Determining if $ I_n = \int_0^{\sqrt{\pi n}} \sin(t^2) dt $ is a Cauchy Sequence

Question

If I define the sequence $I_n$:

$$ I_n = \int_0^{\sqrt{\pi n}} \sin(t^2) dt$$

Is this a Cauchy sequence? It appears to be, but I'm not quite sure how to prove it. Here is my attempt so far:

Assume that $\epsilon > 0$ and $m,n \geq N \;(N\in\mathbb{N})$ $$ \left| \int_0^{\sqrt{\pi m}} \sin(t^2)dt - \int_0^{\sqrt{\pi n}} \sin(t^2)dt \right| < \epsilon $$

$$ \left| \int_{\sqrt{\pi n}}^{\sqrt{\pi m}} \sin(t^2)dt \right| < \epsilon$$

and I'm stuck here. Where can I go from this point? In addition, is the same true for $\int_0^{\sqrt{\pi n}} \cos(t^2)dt$?

Answer 1

Write $$I_n=\int_0^{n\pi}\frac{\sin(t)}{2\sqrt{t}}\,dt$$Then we have

$$\begin{align} \left|I_n-I_m\right|&=\left|\int_{m\pi}^{n\pi}\frac{\sin(t)}{2\sqrt{t}}\,dt\,\right|\\\\ &=\frac12\,\left| \sum_{k=m}^{n-1}\int_{k\pi}^{(k+1)\pi}\frac{\sin(t)}{\sqrt{t}}\,dt\,\right| \end{align}$$

Then, note that for $t\in[k\pi,(k+1)\pi]$, $\sin(t)$ is non-negative for even values of $k$ and non-positive for odd values of $k$.

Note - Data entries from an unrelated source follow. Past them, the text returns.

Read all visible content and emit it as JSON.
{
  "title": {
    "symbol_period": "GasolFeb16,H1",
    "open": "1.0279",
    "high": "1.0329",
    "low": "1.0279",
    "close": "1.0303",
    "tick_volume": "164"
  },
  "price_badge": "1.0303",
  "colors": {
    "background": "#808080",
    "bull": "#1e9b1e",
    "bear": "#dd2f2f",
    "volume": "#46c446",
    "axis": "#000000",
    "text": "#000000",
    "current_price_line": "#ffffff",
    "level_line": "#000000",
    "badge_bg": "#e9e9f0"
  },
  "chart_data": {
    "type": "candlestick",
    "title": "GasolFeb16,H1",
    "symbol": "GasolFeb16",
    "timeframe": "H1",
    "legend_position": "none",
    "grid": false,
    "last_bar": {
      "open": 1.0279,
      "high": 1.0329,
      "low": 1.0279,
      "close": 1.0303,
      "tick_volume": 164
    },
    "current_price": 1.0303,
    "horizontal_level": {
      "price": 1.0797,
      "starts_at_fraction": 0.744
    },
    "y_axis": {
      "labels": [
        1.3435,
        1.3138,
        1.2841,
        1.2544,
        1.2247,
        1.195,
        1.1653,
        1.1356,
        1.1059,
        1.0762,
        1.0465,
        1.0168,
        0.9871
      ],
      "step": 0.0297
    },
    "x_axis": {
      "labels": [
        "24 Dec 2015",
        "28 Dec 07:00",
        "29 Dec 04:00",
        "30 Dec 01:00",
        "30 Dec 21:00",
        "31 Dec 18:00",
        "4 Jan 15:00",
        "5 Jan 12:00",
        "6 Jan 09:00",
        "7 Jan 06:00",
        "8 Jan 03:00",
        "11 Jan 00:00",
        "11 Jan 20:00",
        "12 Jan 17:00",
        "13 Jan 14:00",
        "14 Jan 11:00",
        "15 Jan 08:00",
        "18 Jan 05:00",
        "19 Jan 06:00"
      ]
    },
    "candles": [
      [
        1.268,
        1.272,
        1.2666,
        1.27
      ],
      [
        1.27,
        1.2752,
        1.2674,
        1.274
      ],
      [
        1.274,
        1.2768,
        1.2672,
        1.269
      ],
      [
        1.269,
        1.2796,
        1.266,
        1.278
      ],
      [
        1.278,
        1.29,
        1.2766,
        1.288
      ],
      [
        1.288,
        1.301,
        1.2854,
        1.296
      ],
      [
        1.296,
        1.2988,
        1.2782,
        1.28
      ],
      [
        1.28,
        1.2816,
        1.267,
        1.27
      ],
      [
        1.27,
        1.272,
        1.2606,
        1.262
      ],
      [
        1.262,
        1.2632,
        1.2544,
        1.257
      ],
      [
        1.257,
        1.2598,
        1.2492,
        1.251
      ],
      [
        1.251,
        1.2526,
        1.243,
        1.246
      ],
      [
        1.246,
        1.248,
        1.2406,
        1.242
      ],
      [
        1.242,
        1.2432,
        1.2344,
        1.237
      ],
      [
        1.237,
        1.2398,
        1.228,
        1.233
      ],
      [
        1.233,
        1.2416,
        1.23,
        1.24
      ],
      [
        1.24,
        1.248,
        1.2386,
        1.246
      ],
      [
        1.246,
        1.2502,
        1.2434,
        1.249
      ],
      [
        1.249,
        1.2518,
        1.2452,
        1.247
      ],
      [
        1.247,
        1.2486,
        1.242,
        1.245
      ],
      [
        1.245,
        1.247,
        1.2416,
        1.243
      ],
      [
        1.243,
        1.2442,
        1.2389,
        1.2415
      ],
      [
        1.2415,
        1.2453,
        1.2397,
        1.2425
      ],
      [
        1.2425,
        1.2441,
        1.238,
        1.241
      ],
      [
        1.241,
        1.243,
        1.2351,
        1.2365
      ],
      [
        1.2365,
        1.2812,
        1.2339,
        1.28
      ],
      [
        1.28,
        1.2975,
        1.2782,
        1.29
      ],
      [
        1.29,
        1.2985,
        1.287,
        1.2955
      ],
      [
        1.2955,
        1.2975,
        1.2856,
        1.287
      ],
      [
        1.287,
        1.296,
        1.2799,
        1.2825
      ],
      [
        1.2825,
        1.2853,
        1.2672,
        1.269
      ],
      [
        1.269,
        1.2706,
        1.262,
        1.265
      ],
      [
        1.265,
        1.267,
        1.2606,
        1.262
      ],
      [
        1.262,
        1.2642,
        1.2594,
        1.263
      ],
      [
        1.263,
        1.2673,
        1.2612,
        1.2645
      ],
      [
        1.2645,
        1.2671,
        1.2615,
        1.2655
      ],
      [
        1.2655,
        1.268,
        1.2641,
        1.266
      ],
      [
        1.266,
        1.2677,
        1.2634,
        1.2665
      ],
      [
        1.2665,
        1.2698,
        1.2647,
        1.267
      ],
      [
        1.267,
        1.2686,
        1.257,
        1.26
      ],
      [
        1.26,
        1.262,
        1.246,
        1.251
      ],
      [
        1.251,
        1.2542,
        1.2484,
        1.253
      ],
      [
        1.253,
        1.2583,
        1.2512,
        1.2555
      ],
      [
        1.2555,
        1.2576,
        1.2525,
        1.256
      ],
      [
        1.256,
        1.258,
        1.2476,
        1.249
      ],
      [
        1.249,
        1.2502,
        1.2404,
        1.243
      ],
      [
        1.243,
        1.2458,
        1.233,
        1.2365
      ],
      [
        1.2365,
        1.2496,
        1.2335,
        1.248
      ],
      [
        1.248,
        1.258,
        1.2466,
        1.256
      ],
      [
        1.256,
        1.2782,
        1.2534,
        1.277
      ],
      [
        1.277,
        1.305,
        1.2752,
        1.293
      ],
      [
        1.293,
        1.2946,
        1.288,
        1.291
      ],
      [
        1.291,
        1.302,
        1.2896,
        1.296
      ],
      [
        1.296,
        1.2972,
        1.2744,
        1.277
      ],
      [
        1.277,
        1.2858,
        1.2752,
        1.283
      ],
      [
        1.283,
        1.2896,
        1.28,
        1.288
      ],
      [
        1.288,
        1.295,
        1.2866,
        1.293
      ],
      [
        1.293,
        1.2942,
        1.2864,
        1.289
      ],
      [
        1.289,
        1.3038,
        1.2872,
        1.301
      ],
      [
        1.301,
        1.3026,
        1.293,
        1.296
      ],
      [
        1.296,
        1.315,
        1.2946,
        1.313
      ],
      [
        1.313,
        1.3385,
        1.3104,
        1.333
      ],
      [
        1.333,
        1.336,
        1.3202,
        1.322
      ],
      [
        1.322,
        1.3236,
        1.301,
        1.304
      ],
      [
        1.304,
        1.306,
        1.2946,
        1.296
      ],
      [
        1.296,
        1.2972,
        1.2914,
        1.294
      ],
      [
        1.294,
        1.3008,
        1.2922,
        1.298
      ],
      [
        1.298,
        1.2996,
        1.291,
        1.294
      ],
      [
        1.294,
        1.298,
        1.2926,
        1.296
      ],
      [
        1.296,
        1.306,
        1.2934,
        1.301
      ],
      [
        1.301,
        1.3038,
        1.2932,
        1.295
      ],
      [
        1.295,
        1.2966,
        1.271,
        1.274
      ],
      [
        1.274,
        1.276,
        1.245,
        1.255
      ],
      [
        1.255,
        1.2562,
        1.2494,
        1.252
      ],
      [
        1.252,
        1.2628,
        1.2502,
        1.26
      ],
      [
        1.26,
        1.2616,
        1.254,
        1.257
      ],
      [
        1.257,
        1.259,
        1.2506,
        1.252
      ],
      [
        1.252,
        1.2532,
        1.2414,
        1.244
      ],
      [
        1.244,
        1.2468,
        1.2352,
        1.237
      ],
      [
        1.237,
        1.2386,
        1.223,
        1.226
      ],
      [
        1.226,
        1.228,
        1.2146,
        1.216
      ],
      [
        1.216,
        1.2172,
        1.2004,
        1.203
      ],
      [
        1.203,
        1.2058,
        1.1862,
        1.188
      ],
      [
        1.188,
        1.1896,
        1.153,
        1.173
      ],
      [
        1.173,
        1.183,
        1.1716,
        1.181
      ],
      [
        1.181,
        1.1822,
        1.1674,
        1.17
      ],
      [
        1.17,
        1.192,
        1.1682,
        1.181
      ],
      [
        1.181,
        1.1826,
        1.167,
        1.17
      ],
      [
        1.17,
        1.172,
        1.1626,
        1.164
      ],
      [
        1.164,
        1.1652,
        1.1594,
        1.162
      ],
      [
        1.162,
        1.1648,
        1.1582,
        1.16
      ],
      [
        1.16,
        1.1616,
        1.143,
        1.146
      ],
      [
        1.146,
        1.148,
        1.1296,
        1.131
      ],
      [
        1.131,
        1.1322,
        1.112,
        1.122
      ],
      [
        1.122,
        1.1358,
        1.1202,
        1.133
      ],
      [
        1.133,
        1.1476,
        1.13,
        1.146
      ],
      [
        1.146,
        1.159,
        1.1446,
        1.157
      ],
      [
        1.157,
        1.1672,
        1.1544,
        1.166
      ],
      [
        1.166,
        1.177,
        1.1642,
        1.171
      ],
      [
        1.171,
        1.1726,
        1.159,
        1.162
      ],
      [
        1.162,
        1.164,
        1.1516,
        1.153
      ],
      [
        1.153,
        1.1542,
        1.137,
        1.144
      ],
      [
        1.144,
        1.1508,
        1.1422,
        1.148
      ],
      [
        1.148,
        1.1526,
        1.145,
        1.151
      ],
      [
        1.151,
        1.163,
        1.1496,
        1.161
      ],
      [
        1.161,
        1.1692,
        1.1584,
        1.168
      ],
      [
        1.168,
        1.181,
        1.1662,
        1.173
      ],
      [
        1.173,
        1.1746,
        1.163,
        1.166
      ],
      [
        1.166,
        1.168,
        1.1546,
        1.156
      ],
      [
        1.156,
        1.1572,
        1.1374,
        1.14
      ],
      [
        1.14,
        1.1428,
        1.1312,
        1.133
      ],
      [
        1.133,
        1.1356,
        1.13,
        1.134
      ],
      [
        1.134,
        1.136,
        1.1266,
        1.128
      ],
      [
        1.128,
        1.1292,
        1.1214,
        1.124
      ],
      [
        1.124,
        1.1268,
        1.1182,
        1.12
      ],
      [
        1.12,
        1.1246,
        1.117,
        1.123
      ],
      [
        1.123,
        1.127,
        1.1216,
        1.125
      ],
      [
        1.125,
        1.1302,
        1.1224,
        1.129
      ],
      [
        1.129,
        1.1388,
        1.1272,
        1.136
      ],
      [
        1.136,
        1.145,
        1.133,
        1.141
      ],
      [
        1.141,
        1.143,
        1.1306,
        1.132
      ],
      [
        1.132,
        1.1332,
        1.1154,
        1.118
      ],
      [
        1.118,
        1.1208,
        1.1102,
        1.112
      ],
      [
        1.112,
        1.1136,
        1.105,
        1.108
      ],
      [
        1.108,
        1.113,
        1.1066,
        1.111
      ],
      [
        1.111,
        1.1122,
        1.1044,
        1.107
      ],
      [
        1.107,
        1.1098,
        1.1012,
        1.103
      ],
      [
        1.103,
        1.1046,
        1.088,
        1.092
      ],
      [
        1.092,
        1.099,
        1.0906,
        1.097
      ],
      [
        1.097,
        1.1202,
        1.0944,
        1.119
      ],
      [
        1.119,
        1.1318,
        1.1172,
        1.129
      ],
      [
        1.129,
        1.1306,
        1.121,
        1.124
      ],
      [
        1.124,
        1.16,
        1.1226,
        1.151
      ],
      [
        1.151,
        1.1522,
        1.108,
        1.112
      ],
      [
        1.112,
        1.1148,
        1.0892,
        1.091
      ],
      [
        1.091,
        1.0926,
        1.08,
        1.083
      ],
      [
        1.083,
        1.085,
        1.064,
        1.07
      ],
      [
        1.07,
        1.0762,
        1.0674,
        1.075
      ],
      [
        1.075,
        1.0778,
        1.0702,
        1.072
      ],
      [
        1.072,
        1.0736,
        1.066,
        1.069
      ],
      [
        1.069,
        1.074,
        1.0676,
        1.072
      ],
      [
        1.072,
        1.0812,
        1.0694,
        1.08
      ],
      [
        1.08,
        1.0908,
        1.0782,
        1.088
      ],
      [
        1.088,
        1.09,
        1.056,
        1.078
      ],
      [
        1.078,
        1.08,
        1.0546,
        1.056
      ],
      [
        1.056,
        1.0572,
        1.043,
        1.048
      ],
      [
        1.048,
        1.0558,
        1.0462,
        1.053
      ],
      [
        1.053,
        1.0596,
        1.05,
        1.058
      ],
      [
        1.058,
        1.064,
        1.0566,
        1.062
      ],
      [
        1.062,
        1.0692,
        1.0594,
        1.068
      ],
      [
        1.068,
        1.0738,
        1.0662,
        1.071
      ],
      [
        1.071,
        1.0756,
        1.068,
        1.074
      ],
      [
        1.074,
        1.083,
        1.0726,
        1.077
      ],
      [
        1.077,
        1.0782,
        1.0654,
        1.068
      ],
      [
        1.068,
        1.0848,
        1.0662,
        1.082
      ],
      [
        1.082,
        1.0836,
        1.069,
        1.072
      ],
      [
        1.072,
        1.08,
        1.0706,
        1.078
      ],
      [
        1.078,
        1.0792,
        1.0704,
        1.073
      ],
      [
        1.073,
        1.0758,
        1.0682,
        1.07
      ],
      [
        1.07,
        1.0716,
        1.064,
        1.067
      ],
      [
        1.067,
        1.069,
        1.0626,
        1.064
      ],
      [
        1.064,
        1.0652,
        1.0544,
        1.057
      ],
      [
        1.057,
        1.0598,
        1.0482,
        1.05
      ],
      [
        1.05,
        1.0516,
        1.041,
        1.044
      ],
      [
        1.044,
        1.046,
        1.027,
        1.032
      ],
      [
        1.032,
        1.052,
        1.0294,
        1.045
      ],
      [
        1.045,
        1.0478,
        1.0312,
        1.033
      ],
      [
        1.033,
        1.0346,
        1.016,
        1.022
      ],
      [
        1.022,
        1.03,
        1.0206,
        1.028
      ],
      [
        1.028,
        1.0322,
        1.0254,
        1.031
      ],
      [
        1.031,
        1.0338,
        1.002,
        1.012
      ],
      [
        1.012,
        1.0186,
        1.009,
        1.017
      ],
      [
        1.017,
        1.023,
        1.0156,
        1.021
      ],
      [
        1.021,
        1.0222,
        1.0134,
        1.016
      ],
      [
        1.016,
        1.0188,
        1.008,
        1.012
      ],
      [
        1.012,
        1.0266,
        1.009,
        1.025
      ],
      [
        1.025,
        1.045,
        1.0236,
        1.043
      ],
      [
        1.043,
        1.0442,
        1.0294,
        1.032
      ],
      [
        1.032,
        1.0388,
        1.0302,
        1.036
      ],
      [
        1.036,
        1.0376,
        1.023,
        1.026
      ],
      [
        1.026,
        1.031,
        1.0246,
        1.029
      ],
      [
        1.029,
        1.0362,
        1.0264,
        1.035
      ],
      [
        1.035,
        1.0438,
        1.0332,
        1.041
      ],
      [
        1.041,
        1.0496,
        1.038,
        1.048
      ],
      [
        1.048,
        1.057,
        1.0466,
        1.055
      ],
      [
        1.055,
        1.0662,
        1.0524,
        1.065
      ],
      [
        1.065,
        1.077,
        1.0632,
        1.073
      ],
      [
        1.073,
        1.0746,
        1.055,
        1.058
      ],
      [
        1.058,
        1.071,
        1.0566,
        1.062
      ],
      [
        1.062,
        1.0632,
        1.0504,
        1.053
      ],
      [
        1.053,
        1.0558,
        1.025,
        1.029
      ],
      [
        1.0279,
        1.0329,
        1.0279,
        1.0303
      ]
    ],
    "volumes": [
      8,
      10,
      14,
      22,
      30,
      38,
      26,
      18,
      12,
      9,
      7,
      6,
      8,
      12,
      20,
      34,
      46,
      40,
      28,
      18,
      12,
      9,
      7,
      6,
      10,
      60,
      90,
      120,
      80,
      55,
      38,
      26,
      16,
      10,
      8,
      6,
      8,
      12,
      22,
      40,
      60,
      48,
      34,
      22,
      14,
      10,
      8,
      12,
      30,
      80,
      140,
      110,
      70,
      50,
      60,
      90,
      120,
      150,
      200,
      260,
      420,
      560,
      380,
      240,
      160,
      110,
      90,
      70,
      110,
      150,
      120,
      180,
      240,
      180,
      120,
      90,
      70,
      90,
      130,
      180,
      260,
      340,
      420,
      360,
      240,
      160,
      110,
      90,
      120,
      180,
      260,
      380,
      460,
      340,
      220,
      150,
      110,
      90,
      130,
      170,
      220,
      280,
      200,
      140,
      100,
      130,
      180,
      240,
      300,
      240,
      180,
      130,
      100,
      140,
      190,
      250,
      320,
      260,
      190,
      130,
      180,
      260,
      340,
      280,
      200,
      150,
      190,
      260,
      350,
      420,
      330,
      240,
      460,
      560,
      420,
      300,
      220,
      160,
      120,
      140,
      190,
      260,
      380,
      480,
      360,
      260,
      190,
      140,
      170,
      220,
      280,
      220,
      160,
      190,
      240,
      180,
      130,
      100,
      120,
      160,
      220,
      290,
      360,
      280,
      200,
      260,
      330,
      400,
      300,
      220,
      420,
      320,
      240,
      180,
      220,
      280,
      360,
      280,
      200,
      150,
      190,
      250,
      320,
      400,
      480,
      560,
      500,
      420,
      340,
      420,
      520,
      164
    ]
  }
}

Heuristically, for large $k$, we have

$$\int_{k\pi}^{(k+1)\pi}\frac{\sin(t)}{\sqrt{t}}\,dt\approx \frac{1}{\sqrt{k\pi}}\int_{k\pi}^{(k+1)\pi}\sin(t)\,dt= (-1)^k\frac{2}{\sqrt{k\pi}}$$

Inasmuch as $\lim_{m,n\to \infty}\sum_{k=m}^{n-1}\frac{(-1)^k}{\sqrt{k\pi}}=0$ (Leibniz's Test for alternating series), the sequence $I_n$ is indeed Cauchy.

Answer 2

Starting from Mark's suggestion,

$$ I_n = \int_{0}^{n\pi}\frac{\sin(t)}{2\sqrt{t}}\,dt $$ leads for sure to a Cauchy sequence, since $\frac{\sin(t)}{2\sqrt{t}}$ is improperly Riemann-integrable over $\mathbb{R}^+$ by Dirichlet's test: $\sin(x)$ is a function with a bounded primitive and $\frac{1}{\sqrt{t}}$ is decreasing to zero. As an alternative, you may just apply integration by parts: $$ I_n = \int_{0}^{\pi n}\frac{1-\cos(t)}{4t\sqrt{t}}\,dt $$ where the new integrand function is non-negative, behaves like $\sqrt{t}$ in a right neighbourhood of the origin and decays like $\frac{1}{t\sqrt{t}}$ (that is an integrable function on $(1,+\infty)$) far from the origin.
Additionally, through the Laplace transform: $$ \lim_{N\to +\infty}\int_{0}^{N}\frac{\sin(t)}{2\sqrt{t}}\,dt = \int_{0}^{+\infty}\frac{ds}{2\sqrt{\pi s}(1+s^2)}=\frac{1}{\sqrt{\pi}}\int_{0}^{+\infty}\frac{dt}{1+t^4}=\color{red}{\frac{1}{2}\sqrt{\frac{\pi}{2}}}.$$ We have just computed a Fresnel integral. If $\sin$ is replaced by $\cos$, it is pretty much the same.